Um dia, em uma entrevista, ela me disse: “obrigada por gostar do
meu trabalho, um simples ofício de cantora popular. E que você se expresse com
sensibilidade e inteligência, Deus o abençoe sempre”. Havia ali a presença toda
sã de uma das maiores artistas que este país viu nascer e permanecer, falando
com alguém que engatinhava, aos 33 anos, buscando a expressão como acadêmico
entre a história, o jornalismo e a antropologia, usando como tema de pesquisa o
talento fulgurante da cantora em associação às narrativas do orixá Oyá-Iansã.
A partir da pesquisa começada na Faculdade de Comunicação da
UFBA, e ainda continuada no Programa de Pós Graduação em Estudos Étnicos e
Africanos, no CEAO, passei a centralizar em mim os exemplos estéticos e
intelectuais dados por ela. Tornei-a meu controle de qualidade para as coisas
que me atrevo a fazer.
Maria Bethânia Vianna Telles Velloso faz nestes 13 de fevereiro
50 anos de oficializada e luminosa trajetória artística no principal cenário
lítero-musical brasileiro. Uma cantora popular nascida na Bahia que ensina ao
Brasil a ser brasileiro, que brada ao som da inconfundível voz possibilidades
estéticas, saídas políticas, memórias, trajetórias religiosas, convivências
étnicas, melhoras sociais. Ou seja, uma voz que escreve belezas e educa a favor
de uma plateia nacional que seu talento merece conhecer.
São 50 anos desfiando os lugares mais límpidos da poesia, usando
o som e a palavra para expressar a sua dilacerante inteligência que colore o
seu comportamento e define a sua arte.
Inteligência e sensibilidade que alicerçam sua caminhada embasada em
autodidatismos e a levam a fazer uma espécie de etnoantropologia deste país,
que custa a se transformar em um lugar mais humano e igualitário no sentido das
questões econômicas.
Bethânia é a beleza que esmigalha opiniões, pois transpõe as
favoráveis e as desfavoráveis – a sua força inventiva somada à autopreservação
e à vontade missionária por expressão, a conduziram ao posto de artista
feminina mais importante do cancioneiro no Brasil. O amadurecimento do seu
canto, aos 68 anos de idade, confere a nós brasileiros o privilégio de termos
viva uma das maiores cantoras do mundo em atividade. A sua recorrência estética
embeleza o mundo com as coisas mais simples e mais necessárias que temos no
nosso cotidiano, e que podem nos traduzir identitariamente.

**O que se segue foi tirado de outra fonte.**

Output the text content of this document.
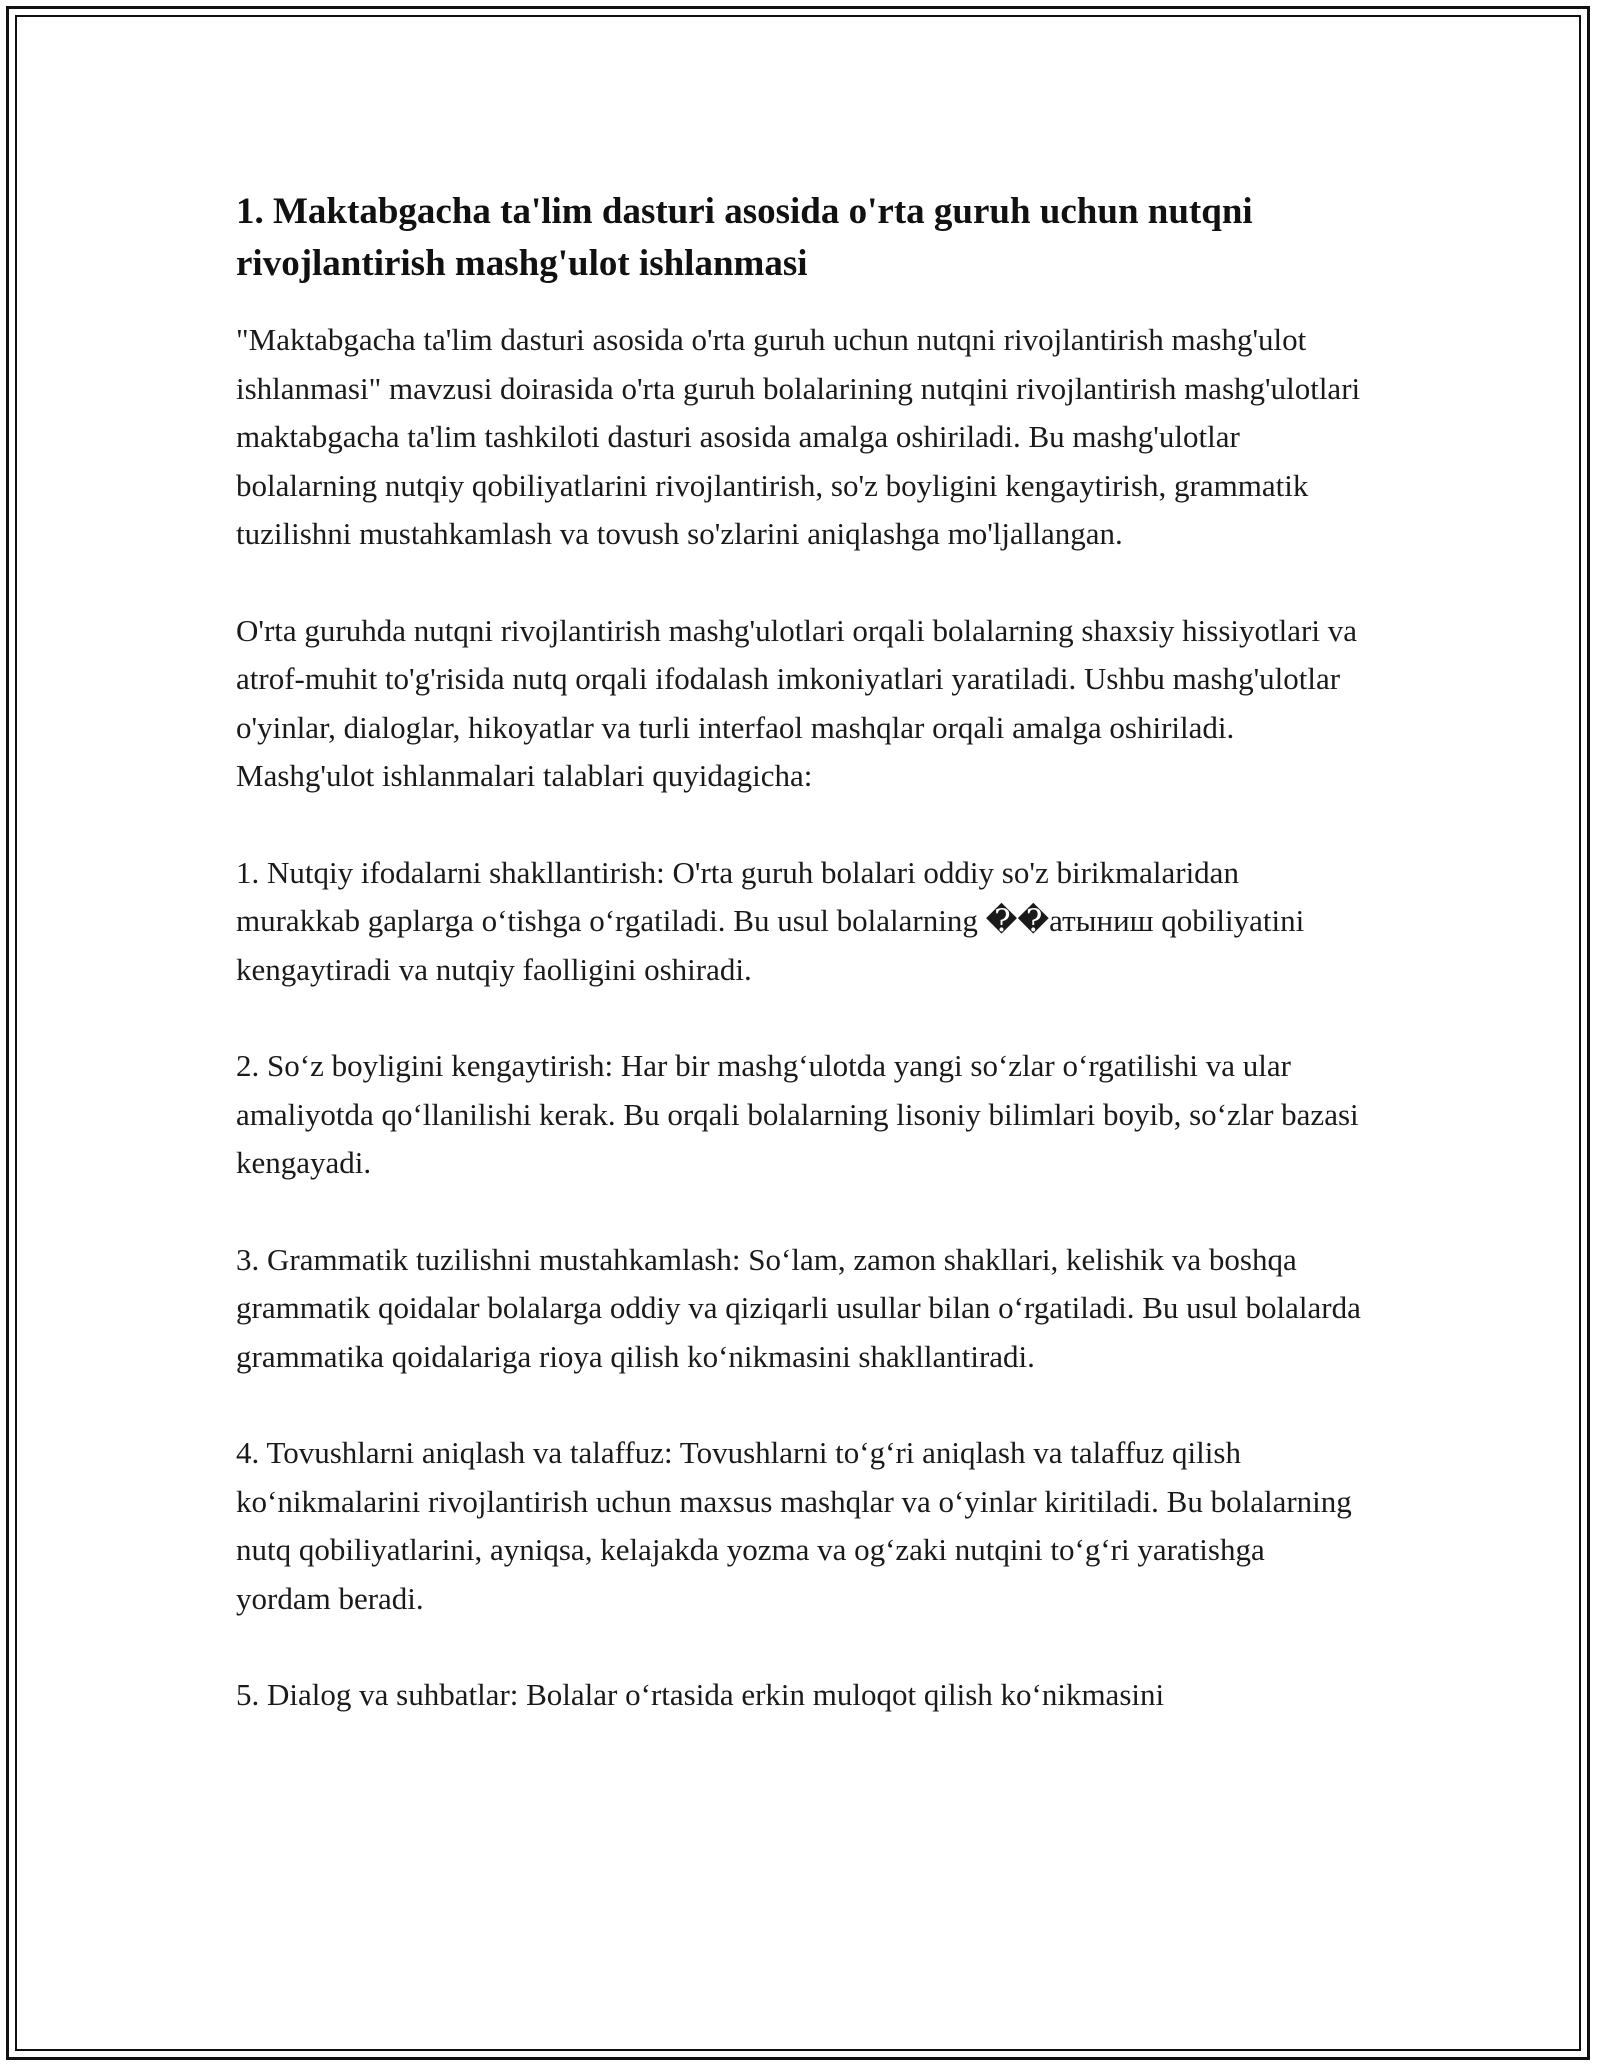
1. Maktabgacha ta'lim dasturi asosida o'rta guruh uchun nutqni rivojlantirish mashg'ulot ishlanmasi

"Maktabgacha ta'lim dasturi asosida o'rta guruh uchun nutqni rivojlantirish mashg'ulot ishlanmasi" mavzusi doirasida o'rta guruh bolalarining nutqini rivojlantirish mashg'ulotlari maktabgacha ta'lim tashkiloti dasturi asosida amalga oshiriladi. Bu mashg'ulotlar bolalarning nutqiy qobiliyatlarini rivojlantirish, so'z boyligini kengaytirish, grammatik tuzilishni mustahkamlash va tovush so'zlarini aniqlashga mo'ljallangan.

O'rta guruhda nutqni rivojlantirish mashg'ulotlari orqali bolalarning shaxsiy hissiyotlari va atrof-muhit to'g'risida nutq orqali ifodalash imkoniyatlari yaratiladi. Ushbu mashg'ulotlar o'yinlar, dialoglar, hikoyatlar va turli interfaol mashqlar orqali amalga oshiriladi. Mashg'ulot ishlanmalari talablari quyidagicha:

1. Nutqiy ifodalarni shakllantirish: O'rta guruh bolalari oddiy so'z birikmalaridan murakkab gaplarga o‘tishga o‘rgatiladi. Bu usul bolalarning ��атыниш qobiliyatini kengaytiradi va nutqiy faolligini oshiradi.

2. So‘z boyligini kengaytirish: Har bir mashg‘ulotda yangi so‘zlar o‘rgatilishi va ular amaliyotda qo‘llanilishi kerak. Bu orqali bolalarning lisoniy bilimlari boyib, so‘zlar bazasi kengayadi.

3. Grammatik tuzilishni mustahkamlash: So‘lam, zamon shakllari, kelishik va boshqa grammatik qoidalar bolalarga oddiy va qiziqarli usullar bilan o‘rgatiladi. Bu usul bolalarda grammatika qoidalariga rioya qilish ko‘nikmasini shakllantiradi.

4. Tovushlarni aniqlash va talaffuz: Tovushlarni to‘g‘ri aniqlash va talaffuz qilish ko‘nikmalarini rivojlantirish uchun maxsus mashqlar va o‘yinlar kiritiladi. Bu bolalarning nutq qobiliyatlarini, ayniqsa, kelajakda yozma va og‘zaki nutqini to‘g‘ri yaratishga yordam beradi.

5. Dialog va suhbatlar: Bolalar o‘rtasida erkin muloqot qilish ko‘nikmasini
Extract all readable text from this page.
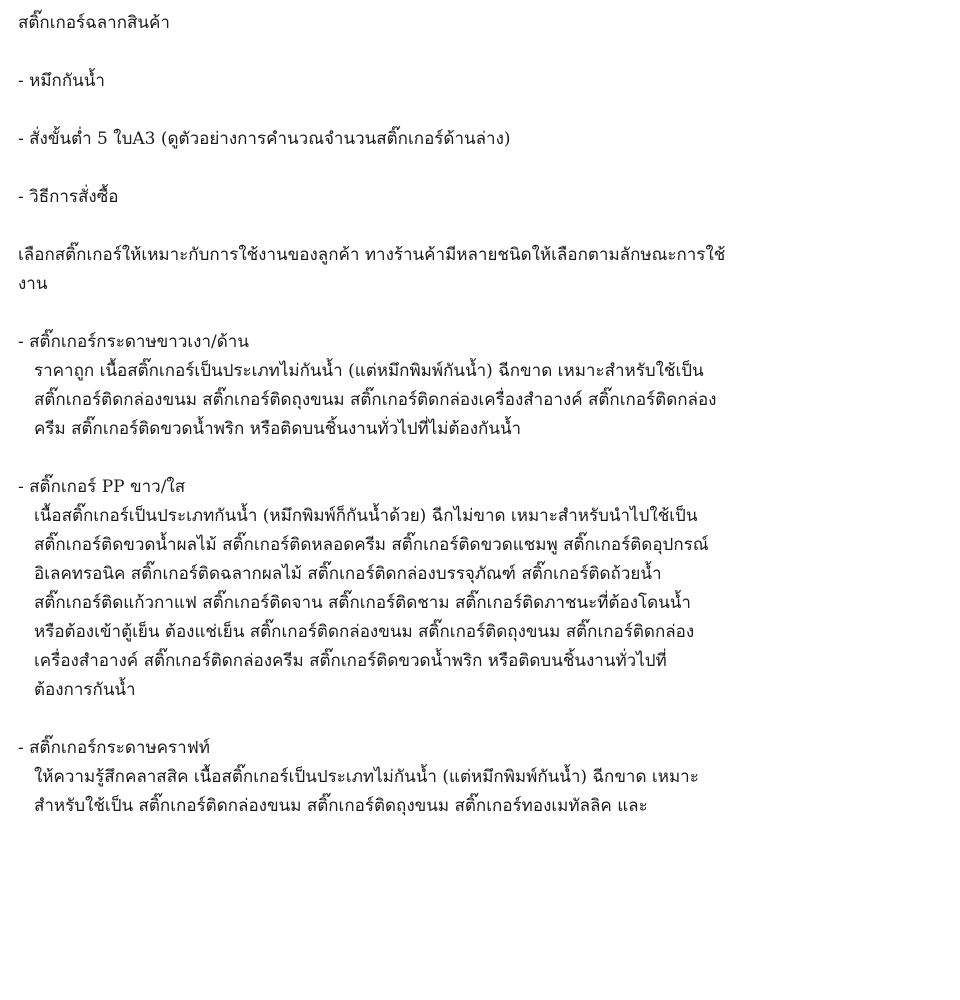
สติ๊กเกอร์ฉลากสินค้า

- หมึกกันน้ำ

- สั่งขั้นต่ำ 5 ใบA3 (ดูตัวอย่างการคำนวณจำนวนสติ๊กเกอร์ด้านล่าง)

- วิธีการสั่งซื้อ

เลือกสติ๊กเกอร์ให้เหมาะกับการใช้งานของลูกค้า ทางร้านค้ามีหลายชนิดให้เลือกตามลักษณะการใช้

งาน

- สติ๊กเกอร์กระดาษขาวเงา/ด้าน

ราคาถูก เนื้อสติ๊กเกอร์เป็นประเภทไม่กันน้ำ (แต่หมึกพิมพ์กันน้ำ) ฉีกขาด เหมาะสำหรับใช้เป็น
สติ๊กเกอร์ติดกล่องขนม สติ๊กเกอร์ติดถุงขนม สติ๊กเกอร์ติดกล่องเครื่องสำอางค์ สติ๊กเกอร์ติดกล่อง
ครีม สติ๊กเกอร์ติดขวดน้ำพริก หรือติดบนชิ้นงานทั่วไปที่ไม่ต้องกันน้ำ

- สติ๊กเกอร์ PP ขาว/ใส

เนื้อสติ๊กเกอร์เป็นประเภทกันน้ำ (หมึกพิมพ์ก็กันน้ำด้วย) ฉีกไม่ขาด เหมาะสำหรับนำไปใช้เป็น
สติ๊กเกอร์ติดขวดน้ำผลไม้ สติ๊กเกอร์ติดหลอดครีม สติ๊กเกอร์ติดขวดแชมพู สติ๊กเกอร์ติดอุปกรณ์
อิเลคทรอนิค สติ๊กเกอร์ติดฉลากผลไม้ สติ๊กเกอร์ติดกล่องบรรจุภัณฑ์ สติ๊กเกอร์ติดถ้วยน้ำ
สติ๊กเกอร์ติดแก้วกาแฟ สติ๊กเกอร์ติดจาน สติ๊กเกอร์ติดชาม สติ๊กเกอร์ติดภาชนะที่ต้องโดนน้ำ
หรือต้องเข้าตู้เย็น ต้องแช่เย็น สติ๊กเกอร์ติดกล่องขนม สติ๊กเกอร์ติดถุงขนม สติ๊กเกอร์ติดกล่อง
เครื่องสำอางค์ สติ๊กเกอร์ติดกล่องครีม สติ๊กเกอร์ติดขวดน้ำพริก หรือติดบนชิ้นงานทั่วไปที่
ต้องการกันน้ำ

- สติ๊กเกอร์กระดาษคราฟท์

ให้ความรู้สึกคลาสสิค เนื้อสติ๊กเกอร์เป็นประเภทไม่กันน้ำ (แต่หมึกพิมพ์กันน้ำ) ฉีกขาด เหมาะ
สำหรับใช้เป็น สติ๊กเกอร์ติดกล่องขนม สติ๊กเกอร์ติดถุงขนม สติ๊กเกอร์ทองเมทัลลิค และ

Inexplicavelmente, ela é poesia transfigurada em fêmea, mulher,
cantora, brado, projeto, elucidação, silêncio... A artista que gera congressos,
que atrai Omara Portuondo, que inspira poetas, desequilibra intelectuais, e
melhor, singularmente canta o que se pede pra cantar.
Nota nítida é o estar desta menina que, dos seus quintais,
elabora sonhos e paisagens e nos convida a participar. Uma mulher aquática
destemida, dona dos ares, brincante, entreposto da emoção que dialoga com a
razão de quem sabe ser gente e águia, esta sereia negra da voz matricial da
Purificação.
A diva que diz: “ Chegar para agradecer e louvar o ventre que me
gerou, o orixá que me tomou, a mão de água e ouro de Oxum que me consagrou”; e
sai pelos palcos, clariceanamente, desafiando: “ tropece aonde eu tropecei, e
levante-se assim como eu fiz”.
É esta a rosa do deserto de Cecília, a destemida Iara do amado
Caetano, a principal discípula de Fauzi, a filha mais exemplar da minha
majestade Oyá, o manancial da diversa beleza que trago para dentro da
antropologia que faço.
Musa e mestra numa carreira longeva que está sempre
recomeçando.
Marlon Marcos é poeta e pesquisador aficionado da obra de Maria
Bethânia.
2 comentários:
Como sempre - e em integridade na obra - este texto anima a gente!
Obrigado, Marlon.
Bethânia sabe!
Prof. Marlon... o cara dos belos textos! (Eu falei isso pra ele, pessoalmente, quando do II Congresso Sobre o Canto e a Arte de Maria Bethânia, em Salvador).